The Jekyll app was live for only a few minutes in March, and no innocent victims installed it, Lu says. During that brief time, the researchers installed it on their own Apple devices and attacked themselves, then withdrew the app before it could do real harm.
Lu says that by monitoring the app, they could tell that Apple ran it for only a few seconds prior to releasing it. During the review, the malicious code had been decomposed into “code gadgets” that were hidden under the cover of legitimate app operations and could be stitched together after approval. “The message we want to deliver is that right now, the Apple review process is mostly doing a static analysis of the app, which we say is not sufficient because dynamically generated logic cannot be very easily seen,” Lu says (see “Clues Suggest Malware Is Moving from PCs to Mobile Devices”).
The paper was slated for a talk Friday at the Usenix conference in Washington, D.C. Tom Neumayr, an Apple spokesman, said the company made some changes to its iOS mobile operating system in response to issues identified in the paper. Neumayr would not comment on the app-review process.

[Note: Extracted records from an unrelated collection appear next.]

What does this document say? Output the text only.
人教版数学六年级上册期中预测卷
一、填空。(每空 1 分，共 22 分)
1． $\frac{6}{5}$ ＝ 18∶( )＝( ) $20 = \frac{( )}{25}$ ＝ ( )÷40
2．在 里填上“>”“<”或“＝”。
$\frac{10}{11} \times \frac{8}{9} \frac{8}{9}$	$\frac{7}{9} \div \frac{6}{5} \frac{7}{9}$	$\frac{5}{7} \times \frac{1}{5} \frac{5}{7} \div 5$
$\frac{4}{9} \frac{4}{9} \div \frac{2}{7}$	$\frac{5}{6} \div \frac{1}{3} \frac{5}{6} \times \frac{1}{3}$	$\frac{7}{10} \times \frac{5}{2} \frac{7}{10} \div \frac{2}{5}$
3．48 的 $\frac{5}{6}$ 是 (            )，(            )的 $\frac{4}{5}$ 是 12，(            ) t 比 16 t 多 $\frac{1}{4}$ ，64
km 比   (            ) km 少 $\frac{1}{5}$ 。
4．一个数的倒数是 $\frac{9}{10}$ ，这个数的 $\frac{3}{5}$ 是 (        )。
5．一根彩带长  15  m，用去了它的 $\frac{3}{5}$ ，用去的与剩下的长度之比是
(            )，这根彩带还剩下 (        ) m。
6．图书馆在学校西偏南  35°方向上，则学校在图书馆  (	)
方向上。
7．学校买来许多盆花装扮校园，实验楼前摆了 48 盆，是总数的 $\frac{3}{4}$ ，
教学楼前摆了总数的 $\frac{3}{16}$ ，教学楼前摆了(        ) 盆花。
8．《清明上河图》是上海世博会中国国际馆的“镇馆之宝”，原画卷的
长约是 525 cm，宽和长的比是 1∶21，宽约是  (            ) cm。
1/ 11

Apple has sold well over 600 million devices that run iOS (iPhones, iPads, and iPod Touches), yet only a handful of malicious apps have been discovered. The new research shows that it’s possible that bad apps are lingering on Apple devices without having been detected, Lu says.
To know whether that is the case, the app-vetting process would have to include continuous monitoring of customers’ phones, says Marc Rogers, principal researcher at Lookout, a mobile security firm. He emphasized that “all OSes are vulnerable to this kind of attack, whether mobile or otherwise.”
Xuxian Jiang, a mobile security researcher at North Carolina State University who has investigated the security of Android devices and Google’s app store, Google Play, adds that the new research “simply reminds us that no app-vetting process will be perfect.”
This story was updated to clarify that during Apple’s test, the app was run for only a few seconds. This update also expanded the context of Neumayr’s comment.